Aus Anlass des 110-jährigen Jubiläums der Eisenbahnstrecke lädt der Verein nun außer der Reihe an allen vier Septemberwochenenden zu einer Sonderausstellung ein. Besuchermagnet wird dabei sicher das Storkower Bahnhofsmodell sein, das völlig modernisiert wurde. "Wir haben alles auf den neuesten Stand der Gleistechnik gebracht", sagt der Vereinsvorsitzende Bernd Kirstein. Der Bahnbereich Bahnhof Storkow ist hier als Modell in der Nenngröße HO im Maßstab 1:87 dargestellt. Zu sehen ist auch noch der alte Wasserturm, der erst 1988 abgerissen wurde. Auf den Informationstafeln mit Dokumenten, Illustrationen und Beiträgen zur Geschichte dieser Eisenbahnlinie, die die Schau komplettieren, erfährt der Besucher auch warum: Bei einer Schwellenauswechselung war seinerzeit ein Zuleitungsrohr zum Wasserturm beschädigt worden.
Am 20. September 1898 ist die Eisenbahnlinie von Königs Wusterhausen nach Beeskow, die später dann auch über Grunow nach Frankfurt (Oder) führte, durch die königliche Preußische Eisenbahnverwaltung in Betrieb genommen worden. Das hat seinerzeit zu einem Aufschwung in der Entwicklung der Region geführt. Der Storkower Verein für Brandenburgische Eisenbahngeschichte will mit seiner Schau an dieses bedeutende Datum erinnern. Die beiden jüngsten Vereinsmitglieder Marcus und Max bereiten sich schon fleißig darauf vor, den Besuchern der Ausstellung etwas über die historische Bahnstrecke zu erzählen, außerdem dürfen sie dann auch die Züge steuern, die über die Gleise des Modellbahnhofes sausen werden.

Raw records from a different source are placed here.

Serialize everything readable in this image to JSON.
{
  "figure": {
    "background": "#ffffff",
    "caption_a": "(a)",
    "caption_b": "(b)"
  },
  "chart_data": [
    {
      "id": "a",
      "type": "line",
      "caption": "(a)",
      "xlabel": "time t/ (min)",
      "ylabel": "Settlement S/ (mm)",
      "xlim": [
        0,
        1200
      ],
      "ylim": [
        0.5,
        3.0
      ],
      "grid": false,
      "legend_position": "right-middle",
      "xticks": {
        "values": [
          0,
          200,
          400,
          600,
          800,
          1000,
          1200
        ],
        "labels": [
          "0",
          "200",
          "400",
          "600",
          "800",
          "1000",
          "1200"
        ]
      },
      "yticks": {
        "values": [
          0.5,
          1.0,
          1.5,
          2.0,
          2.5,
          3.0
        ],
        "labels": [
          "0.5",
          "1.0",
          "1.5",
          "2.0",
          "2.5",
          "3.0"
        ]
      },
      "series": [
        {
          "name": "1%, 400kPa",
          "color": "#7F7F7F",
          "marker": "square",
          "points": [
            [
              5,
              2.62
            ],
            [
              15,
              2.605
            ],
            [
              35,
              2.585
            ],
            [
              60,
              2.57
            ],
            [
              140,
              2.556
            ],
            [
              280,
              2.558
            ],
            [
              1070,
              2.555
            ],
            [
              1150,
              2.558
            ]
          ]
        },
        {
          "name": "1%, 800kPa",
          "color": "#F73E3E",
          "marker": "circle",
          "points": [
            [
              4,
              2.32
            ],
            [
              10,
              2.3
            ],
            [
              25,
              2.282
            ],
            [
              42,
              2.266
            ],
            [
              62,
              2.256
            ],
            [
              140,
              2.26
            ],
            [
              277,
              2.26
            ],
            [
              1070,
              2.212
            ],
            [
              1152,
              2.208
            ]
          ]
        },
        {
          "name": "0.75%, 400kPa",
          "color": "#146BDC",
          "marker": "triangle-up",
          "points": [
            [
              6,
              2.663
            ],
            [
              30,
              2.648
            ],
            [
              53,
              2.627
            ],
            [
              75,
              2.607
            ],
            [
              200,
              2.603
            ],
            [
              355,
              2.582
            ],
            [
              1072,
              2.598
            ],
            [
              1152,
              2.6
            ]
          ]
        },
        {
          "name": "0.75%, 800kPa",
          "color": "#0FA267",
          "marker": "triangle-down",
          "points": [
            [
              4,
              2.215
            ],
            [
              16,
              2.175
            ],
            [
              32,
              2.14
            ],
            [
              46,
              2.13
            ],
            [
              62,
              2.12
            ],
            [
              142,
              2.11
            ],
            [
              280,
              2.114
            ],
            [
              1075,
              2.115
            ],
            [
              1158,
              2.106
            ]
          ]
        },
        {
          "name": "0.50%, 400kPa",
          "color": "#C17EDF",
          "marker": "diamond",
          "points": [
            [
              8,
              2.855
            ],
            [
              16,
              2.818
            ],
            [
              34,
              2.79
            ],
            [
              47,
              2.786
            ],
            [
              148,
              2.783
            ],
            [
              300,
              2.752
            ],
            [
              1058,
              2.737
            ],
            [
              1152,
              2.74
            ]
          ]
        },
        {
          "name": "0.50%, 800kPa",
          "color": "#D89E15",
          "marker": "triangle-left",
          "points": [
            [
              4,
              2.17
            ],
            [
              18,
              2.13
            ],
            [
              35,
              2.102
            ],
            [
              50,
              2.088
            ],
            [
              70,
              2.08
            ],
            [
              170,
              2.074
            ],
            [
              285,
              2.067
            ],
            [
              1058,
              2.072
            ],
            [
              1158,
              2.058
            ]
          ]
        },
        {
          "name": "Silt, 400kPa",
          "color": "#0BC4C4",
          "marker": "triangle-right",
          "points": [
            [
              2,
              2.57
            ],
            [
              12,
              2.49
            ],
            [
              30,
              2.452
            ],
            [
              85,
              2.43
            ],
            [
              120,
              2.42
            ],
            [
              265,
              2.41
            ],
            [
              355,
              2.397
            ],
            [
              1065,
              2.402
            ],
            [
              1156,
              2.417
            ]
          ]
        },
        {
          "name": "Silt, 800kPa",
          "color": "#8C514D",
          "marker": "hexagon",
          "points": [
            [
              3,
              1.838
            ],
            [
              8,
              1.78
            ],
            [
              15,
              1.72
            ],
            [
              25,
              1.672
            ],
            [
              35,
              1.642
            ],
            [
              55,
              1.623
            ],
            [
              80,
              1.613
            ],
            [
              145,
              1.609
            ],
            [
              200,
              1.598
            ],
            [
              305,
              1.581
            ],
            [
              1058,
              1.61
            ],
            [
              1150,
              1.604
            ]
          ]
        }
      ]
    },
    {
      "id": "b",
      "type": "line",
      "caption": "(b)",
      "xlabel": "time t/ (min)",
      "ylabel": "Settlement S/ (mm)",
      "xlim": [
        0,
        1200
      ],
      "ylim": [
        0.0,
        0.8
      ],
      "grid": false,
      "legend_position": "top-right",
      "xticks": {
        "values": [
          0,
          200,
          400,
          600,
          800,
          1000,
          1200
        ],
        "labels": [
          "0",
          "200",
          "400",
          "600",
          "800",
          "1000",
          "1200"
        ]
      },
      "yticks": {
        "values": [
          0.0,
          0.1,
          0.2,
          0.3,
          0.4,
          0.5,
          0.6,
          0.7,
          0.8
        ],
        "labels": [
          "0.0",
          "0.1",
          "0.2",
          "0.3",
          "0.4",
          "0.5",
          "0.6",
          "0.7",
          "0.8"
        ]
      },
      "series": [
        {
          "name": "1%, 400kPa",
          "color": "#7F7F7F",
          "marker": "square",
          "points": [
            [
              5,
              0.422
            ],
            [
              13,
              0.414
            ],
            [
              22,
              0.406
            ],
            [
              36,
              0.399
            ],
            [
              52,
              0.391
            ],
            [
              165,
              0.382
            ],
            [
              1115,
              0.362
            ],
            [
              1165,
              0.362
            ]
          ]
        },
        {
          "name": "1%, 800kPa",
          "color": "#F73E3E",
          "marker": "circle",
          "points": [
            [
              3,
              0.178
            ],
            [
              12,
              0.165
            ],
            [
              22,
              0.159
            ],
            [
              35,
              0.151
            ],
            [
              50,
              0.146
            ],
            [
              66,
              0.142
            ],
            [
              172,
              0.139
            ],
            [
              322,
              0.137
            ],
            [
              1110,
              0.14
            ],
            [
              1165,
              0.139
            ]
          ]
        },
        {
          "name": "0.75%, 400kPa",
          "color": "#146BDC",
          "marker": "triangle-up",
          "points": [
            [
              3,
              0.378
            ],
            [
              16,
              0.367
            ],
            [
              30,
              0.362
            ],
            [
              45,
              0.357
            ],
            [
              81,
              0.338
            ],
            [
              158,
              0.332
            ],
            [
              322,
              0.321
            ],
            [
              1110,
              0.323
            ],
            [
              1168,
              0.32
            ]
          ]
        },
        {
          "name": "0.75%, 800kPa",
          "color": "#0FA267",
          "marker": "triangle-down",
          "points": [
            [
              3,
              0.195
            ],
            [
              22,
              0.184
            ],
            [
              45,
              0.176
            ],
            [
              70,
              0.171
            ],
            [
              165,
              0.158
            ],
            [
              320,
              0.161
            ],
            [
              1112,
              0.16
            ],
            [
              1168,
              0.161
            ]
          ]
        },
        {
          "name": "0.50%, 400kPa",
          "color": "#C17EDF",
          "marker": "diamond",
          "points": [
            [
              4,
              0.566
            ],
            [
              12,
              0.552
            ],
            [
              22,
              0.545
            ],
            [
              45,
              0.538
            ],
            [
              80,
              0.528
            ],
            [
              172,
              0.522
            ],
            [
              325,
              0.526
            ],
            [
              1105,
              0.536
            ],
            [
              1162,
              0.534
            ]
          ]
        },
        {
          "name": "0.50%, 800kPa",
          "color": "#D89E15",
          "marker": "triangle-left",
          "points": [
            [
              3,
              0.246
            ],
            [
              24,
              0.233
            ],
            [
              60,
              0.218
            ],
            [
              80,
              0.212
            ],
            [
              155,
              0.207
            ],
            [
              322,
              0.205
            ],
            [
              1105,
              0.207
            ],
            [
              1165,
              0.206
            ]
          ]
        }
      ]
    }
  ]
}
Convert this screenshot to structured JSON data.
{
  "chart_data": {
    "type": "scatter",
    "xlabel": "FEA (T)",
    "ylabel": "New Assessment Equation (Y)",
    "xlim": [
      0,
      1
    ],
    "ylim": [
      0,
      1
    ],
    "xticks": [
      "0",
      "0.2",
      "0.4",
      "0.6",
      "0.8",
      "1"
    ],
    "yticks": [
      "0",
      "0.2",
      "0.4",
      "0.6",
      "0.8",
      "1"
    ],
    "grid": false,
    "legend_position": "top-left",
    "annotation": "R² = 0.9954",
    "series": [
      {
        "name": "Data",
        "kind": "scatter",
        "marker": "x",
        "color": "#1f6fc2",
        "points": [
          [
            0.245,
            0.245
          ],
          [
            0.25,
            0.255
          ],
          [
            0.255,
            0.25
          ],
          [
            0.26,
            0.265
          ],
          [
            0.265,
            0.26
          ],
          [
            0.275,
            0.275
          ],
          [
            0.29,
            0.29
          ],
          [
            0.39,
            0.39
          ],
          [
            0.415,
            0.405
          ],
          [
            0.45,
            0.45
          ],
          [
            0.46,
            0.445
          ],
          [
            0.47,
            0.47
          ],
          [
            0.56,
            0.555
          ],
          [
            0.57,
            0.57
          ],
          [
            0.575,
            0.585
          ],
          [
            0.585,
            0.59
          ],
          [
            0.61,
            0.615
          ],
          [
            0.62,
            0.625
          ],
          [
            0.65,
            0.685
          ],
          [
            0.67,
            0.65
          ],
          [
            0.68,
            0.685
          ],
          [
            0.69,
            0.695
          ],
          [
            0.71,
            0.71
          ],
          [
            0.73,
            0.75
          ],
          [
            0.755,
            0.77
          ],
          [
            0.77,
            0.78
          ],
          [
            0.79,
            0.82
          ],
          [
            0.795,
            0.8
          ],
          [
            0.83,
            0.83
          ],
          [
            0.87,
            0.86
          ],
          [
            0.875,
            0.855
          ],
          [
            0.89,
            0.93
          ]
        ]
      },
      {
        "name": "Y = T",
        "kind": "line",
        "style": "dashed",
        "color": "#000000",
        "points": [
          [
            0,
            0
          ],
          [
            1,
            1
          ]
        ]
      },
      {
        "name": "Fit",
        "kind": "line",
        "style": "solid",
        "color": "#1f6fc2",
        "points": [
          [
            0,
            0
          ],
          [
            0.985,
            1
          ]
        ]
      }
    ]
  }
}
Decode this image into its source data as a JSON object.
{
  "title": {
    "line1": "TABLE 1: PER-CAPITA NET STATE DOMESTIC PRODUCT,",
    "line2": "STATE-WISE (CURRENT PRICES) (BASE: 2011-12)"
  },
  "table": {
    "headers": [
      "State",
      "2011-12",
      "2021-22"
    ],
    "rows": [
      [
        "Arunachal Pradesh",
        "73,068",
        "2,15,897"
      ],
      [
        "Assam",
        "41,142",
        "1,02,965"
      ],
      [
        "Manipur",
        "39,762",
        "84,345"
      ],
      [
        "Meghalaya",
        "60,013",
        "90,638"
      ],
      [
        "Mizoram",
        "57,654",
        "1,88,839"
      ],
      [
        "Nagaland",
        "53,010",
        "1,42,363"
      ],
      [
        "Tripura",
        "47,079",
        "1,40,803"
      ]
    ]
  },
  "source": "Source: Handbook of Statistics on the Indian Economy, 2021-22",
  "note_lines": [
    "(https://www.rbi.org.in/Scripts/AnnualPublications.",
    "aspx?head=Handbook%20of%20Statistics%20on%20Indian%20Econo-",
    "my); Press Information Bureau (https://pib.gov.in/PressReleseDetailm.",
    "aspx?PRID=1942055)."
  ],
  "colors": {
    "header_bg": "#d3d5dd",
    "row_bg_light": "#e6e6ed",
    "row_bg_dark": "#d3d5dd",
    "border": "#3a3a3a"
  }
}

Wer von den Gästen etwas ausruhen möchte, kann in einem nachgestalteten S-Bahn-Abteil Platz nehmen und sich einen Kaffee servieren lassen. Die Sitze stammen von einer ausrangierten S-Bahn. Mancher wird sich vielleicht erinnern, mit so einer Bahn mal selbst gefahren zu sein. Typisch sind die buntgefleckten Kunststoffbezüge der Bänke. "Das sollte nach der Wende die Graffiti-Sprayer fernhalten", erklärt Kay Nöthel vom Verein. Und er weist auch noch auf die kleine Schau neben der Modellanlage hin, wo historische Gegenstände rund um die Eisenbahn zu bestaunen sind. Unter anderem das Original-Läutewerk eines Bahnhofes, eine echte Schrankenkurbel, Eisenbahneruniformen mehrerer Epochen, Brief- und Geldtaschen von Zugbegleitern sowie alte Dienstvorsschriften.
Die Ausstellung in der Storkower Karl-Marx-Straße 15 ist an allen vier September-Wochenenden von 10 bis 18 Uhr geöffnet.